Working Class Women Changing Their World is a film from the National Congress of Neighborhood Women’s first conference in Washington, DC., directed by Christine Noschese and produced by Jan Peterson and Christine Noschese, 1977.
The Washington DC conference in 1975 was organized by Jan Peterson, Nancy Seifer and Barbara Mikulski to bring the concerns and perspectives of women to discussions regarding urban policy and civil rights.
After a failed Senate run in 1976, and an unsuccessful bid for mayor of New York City in 1977, Abzug would continue, until the end of her life, to be a voice for women.

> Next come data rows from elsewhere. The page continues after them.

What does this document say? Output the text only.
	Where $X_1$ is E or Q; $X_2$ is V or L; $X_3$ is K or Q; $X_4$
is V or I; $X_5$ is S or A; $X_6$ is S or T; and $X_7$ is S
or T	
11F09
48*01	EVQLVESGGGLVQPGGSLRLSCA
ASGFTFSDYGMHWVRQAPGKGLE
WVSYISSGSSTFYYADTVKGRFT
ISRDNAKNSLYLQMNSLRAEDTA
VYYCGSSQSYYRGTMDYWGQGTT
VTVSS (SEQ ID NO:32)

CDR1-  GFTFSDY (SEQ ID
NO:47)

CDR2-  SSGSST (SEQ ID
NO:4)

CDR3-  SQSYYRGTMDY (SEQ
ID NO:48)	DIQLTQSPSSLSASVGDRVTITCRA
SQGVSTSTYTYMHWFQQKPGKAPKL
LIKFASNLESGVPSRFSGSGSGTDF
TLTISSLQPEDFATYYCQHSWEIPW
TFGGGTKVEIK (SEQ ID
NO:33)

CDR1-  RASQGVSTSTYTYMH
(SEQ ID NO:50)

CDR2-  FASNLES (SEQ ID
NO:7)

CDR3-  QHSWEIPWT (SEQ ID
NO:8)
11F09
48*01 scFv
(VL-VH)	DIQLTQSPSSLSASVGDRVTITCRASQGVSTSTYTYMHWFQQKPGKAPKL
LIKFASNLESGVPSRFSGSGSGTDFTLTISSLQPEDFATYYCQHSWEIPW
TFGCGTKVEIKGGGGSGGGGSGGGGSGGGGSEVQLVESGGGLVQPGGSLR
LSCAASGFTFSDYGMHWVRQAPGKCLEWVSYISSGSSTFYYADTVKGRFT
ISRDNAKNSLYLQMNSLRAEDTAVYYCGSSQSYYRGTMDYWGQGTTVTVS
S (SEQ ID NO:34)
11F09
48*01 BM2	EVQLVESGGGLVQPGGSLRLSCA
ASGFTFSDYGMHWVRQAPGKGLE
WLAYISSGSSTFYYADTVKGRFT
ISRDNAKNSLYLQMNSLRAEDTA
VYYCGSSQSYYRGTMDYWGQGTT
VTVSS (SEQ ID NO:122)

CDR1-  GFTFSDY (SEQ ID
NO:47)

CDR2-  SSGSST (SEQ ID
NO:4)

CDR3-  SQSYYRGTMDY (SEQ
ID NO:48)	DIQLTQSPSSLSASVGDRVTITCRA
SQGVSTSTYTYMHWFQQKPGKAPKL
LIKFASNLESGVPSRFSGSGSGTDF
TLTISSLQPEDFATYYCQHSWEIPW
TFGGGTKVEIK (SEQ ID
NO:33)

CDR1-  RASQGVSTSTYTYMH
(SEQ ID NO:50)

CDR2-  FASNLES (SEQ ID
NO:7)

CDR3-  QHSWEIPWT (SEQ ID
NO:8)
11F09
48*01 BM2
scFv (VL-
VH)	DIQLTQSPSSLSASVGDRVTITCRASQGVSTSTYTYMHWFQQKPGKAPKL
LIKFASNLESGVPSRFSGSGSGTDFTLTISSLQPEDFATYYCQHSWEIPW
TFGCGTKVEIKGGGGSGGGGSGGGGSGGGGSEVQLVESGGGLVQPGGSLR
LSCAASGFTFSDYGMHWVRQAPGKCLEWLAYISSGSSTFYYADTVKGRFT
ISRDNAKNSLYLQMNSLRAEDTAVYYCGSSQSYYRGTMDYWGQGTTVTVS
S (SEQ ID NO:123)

In the last decade of her life, in the early 1990s, with colleague Mim Kelber, she co-founded the Women’s Environment and Development Organization (WEDO), a global women’s advocacy organization working towards a just world that promotes and protects human rights, gender equality, and the integrity of the environment. As WEDO president, she became an influential leader at the United Nations and at UN world conferences, working to empower women around the globe. Among its early successes was the World Women’s Congress for a Healthy Planet, held in Miami in 1991, where 1,500 women from 83 countries produced the Women’s Action Agenda 21. Extending its perspective into the next century, this is a blueprint for incorporating women’s concerns into development and environmental decision-making at all levels.
Following through on her belief that women’s direct participation is absolutely necessary for social change, Bella developed the Women’s Caucus, which used new methods to get women involved in every phase of planning and development for UN conferences. The Women’s Caucus analyzed documents, proposed gender-sensitive policies and language, and lobbied to advance the Women’s Agenda for the 21st Century at the UN Conference on Environment and Development, held in Rio de Janeiro in 1992.
Abzug battled breast cancer and won, but died on March 31, 1998 following open heart surgery.
She lives on in all of us who continue her fight for gender, civil, human, and environmental rights.
Kudos to that wonderful, uppity, outspoken woman.